A3 / Truth Tables and Mini-terms (F14)
Repeat the above stages for this problem. The light is on in either of three cases: When A is not pressed and when B is not pressed. Or when A is not pressed and B is pressed. Or when A is pressed and B is not pressed.
A4 / Truth Tables and Mini-terms (F13)
Repeat the above stages for this problem. The light is on in either of three cases: When A is not pressed and when B is not pressed. Or when A is not pressed and B is pressed. Or when A is pressed and B is pressed.
A5 / Truth Tables and Mini-terms (5)
Some safety critical systems such as aircraft flight controllers use three computers which process identical information, however it is understood that computers are not infallible and may fail. To mitigate against this a voting system is often used where the output is used only if two or more computers agree.

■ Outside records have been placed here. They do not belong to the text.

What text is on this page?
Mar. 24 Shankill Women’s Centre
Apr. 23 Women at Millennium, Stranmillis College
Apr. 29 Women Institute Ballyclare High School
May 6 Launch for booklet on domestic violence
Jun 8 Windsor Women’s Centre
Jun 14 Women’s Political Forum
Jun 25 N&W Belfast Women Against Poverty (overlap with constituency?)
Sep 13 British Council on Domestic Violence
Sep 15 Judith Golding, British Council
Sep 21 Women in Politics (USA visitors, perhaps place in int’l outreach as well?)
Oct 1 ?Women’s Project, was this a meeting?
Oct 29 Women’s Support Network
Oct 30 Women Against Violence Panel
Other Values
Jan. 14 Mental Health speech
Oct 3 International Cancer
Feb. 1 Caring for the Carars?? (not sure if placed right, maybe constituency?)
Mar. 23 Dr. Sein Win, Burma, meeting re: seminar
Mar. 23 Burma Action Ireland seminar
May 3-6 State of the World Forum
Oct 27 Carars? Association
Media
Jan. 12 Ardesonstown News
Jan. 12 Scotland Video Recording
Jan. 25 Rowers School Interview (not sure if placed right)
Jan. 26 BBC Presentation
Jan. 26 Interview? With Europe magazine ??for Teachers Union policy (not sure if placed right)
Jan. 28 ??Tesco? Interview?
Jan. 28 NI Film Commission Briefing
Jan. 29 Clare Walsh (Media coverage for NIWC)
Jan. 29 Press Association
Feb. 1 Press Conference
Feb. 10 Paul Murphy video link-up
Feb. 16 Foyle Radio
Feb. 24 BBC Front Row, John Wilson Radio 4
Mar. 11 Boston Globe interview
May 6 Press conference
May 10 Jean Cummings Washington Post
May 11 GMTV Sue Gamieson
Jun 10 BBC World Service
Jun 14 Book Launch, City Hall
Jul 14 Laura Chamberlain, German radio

Let’s agree that the computers produce a logical output 0 or 1 and that logical 1 means a “correct” output.
(a) Build a truth table for the voting system
A / B / C
0 / 0 / 0
0 / 0 / 1
0 / 1 / 0
0 / 1 / 1
1 / 0 / 0
1 / 0 / 1
1 / 1 / 0
1 / 1 / 1
(b) Construct mini-terms for each line of the table where the output is 1. You should find 4 such mini-terms.
(c) Combine the mini-terms to produce a Boolean expression for the voting system
A6 / Three Input Problems
Repeat the above for the following system. The light is on in three cases: When A is pressed and B is not pressed, or when A is not pressed and B is not pressed, or when C is pressed but B is not pressed
A7 / Repeat the above for the following system. The light is on in three cases: When A is pressed and B is pressed but C is not pressed, or when A is pressed but both B and C are not pressed, or when both A and B are pressed but C is not pressed.
Original Material. Find a system of your choice with three or more inputs and apply the above procedure to generating a Boolean expression. You could think of a home security system looking at doors and pressure pads etc., or else a system in your car.